Abstract
Background. Optical Flow estimation is a computer vision task referring to the production of flow fields, the per pixel correspondences between two (or more) video frames. It is an important but challenging task enabling various applications, such as, video coding, tracking, pose estimation, structure-from-motion, to cite a few. Recently, the introduction of Deep Learning models for optical flow estimation has resulted in a veritable paradigm shift of the field. Deep Learning models considerably improved the accuracy in challenging conditions. However, such approaches can be biased towards the specific training data and training metric.
Motivation. This thesis is motivated by the observation of underperformance for the state-of-the-art deep learning optical flow models when used on real data. Specifically, a different accuracy of the produced flow fields depending on the direction of motion has been observed. We identified this problem as the model lack of geometric equivariance, i.e. the model capability of performing equally when different geometric transformations are applied to the inputs.
Problem statement. The goal of this thesis is to 1) analyze to which extent the stateof-the-art optical flow estimators lack equivariance when reflections are applied to the input data and 2) to propose strategies to mitigate the identified equivariance lack. We observed a considerable estimation difference depending on the direction of motion when applying reflections to the testing data and called this phenomenon sign imbalance, a specific lack of equivariance.
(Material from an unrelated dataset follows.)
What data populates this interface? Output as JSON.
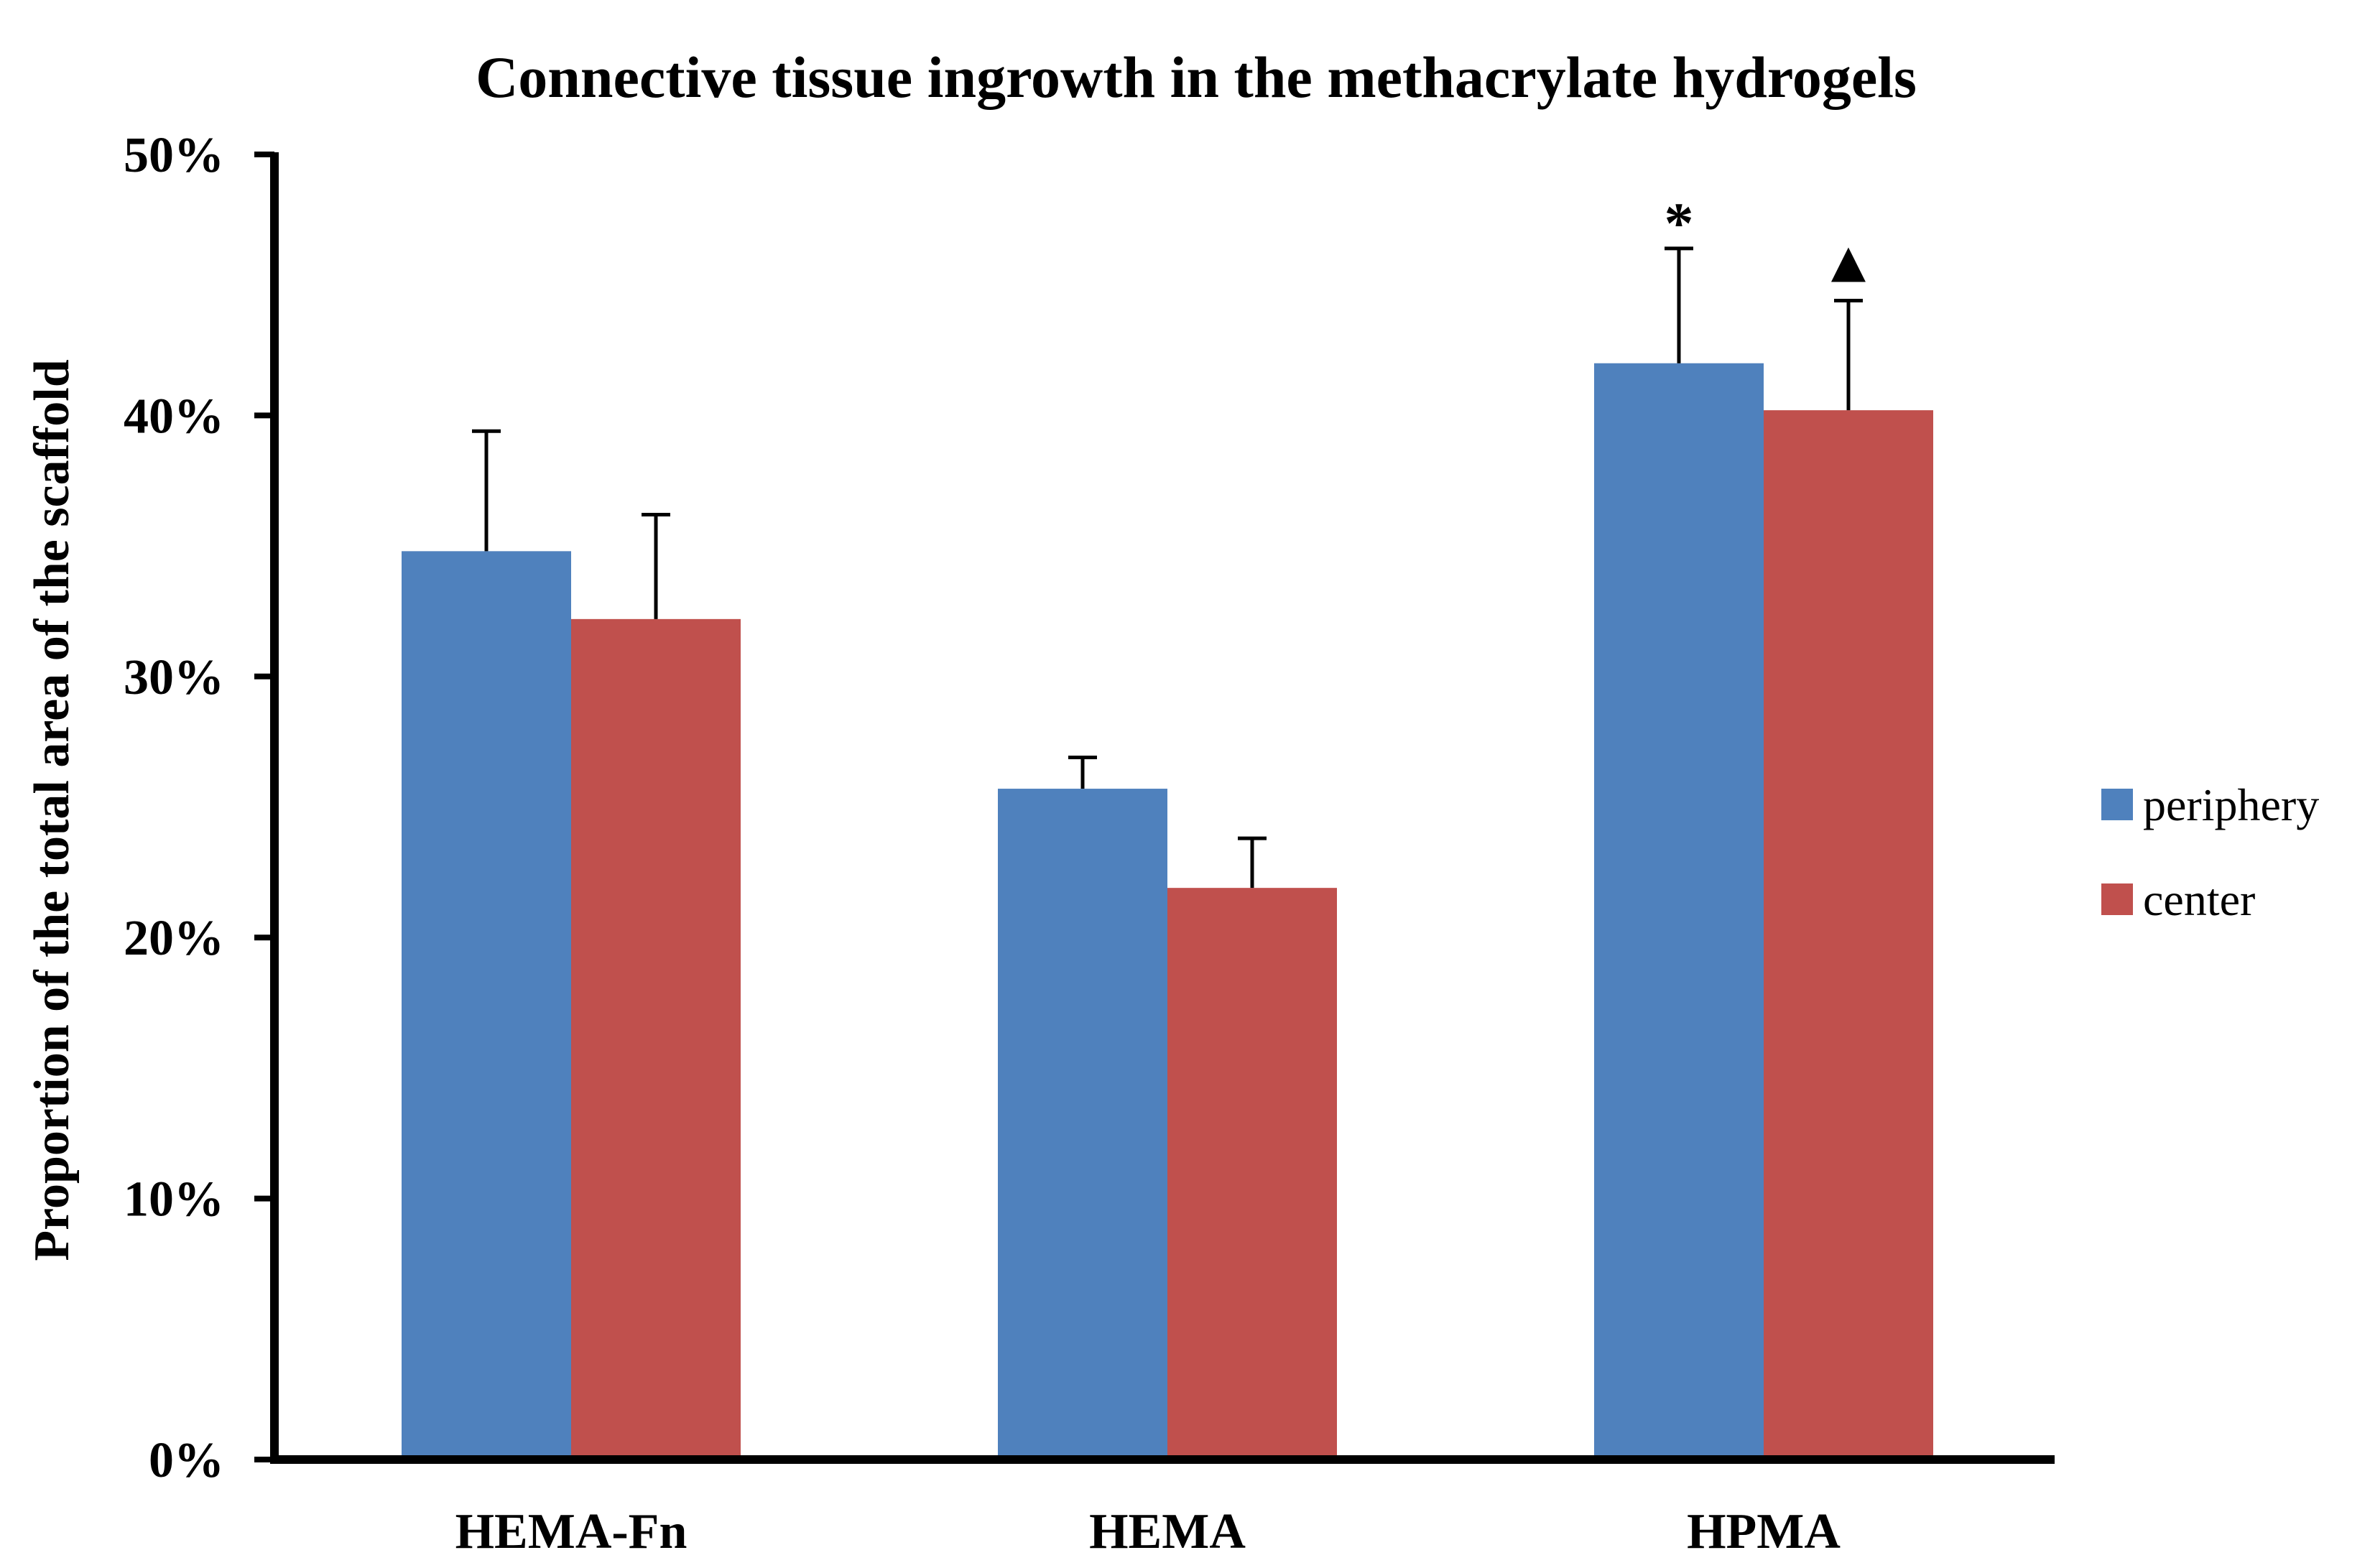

Approach. This thesis develops a methodology and metric to measure the extent of sign imbalance for any optical flow estimator, focusing on deep learning based estimators. A framework using transformations changing the orientation of the data is proposed as a methodology to assess the sign imbalance. A metric to measure the sign imbalance is provided; the metric does not require data with groundtruth optical flow. To mitigate the sign imbalance, we integrate the proposed metric during training as auxiliary loss. A comprehensive ablation study is provided to evaluate the effects of models, aggregation metrics, hyperparameter tuning, training data, and fine tuning strategies.
Results. The analyzed state-of-the-art deep learning techniques present a substantial degree of bias towards certain directions of motion, which are as severe in magnitude as the endpoint error, the most commonly used optical flow evaluation metric. Moreover, the mirroring data augmentation stage has only a marginal effect on imbalance mitigation. Instead, results show a dramatic sign imbalance reduction and an overall better optical flow quality when the proposed metric is applied to the state of the art optical flow estimators during training.
Conclusions. The proposed framework and training scheme can help researchers and practitioners to develop robust models for optical flow estimation. The dataset generation scripts and the testing and training code will be available online. The code can be easily extended to different datasets, metrics and models or also to test other biases affecting the optical flow estimators.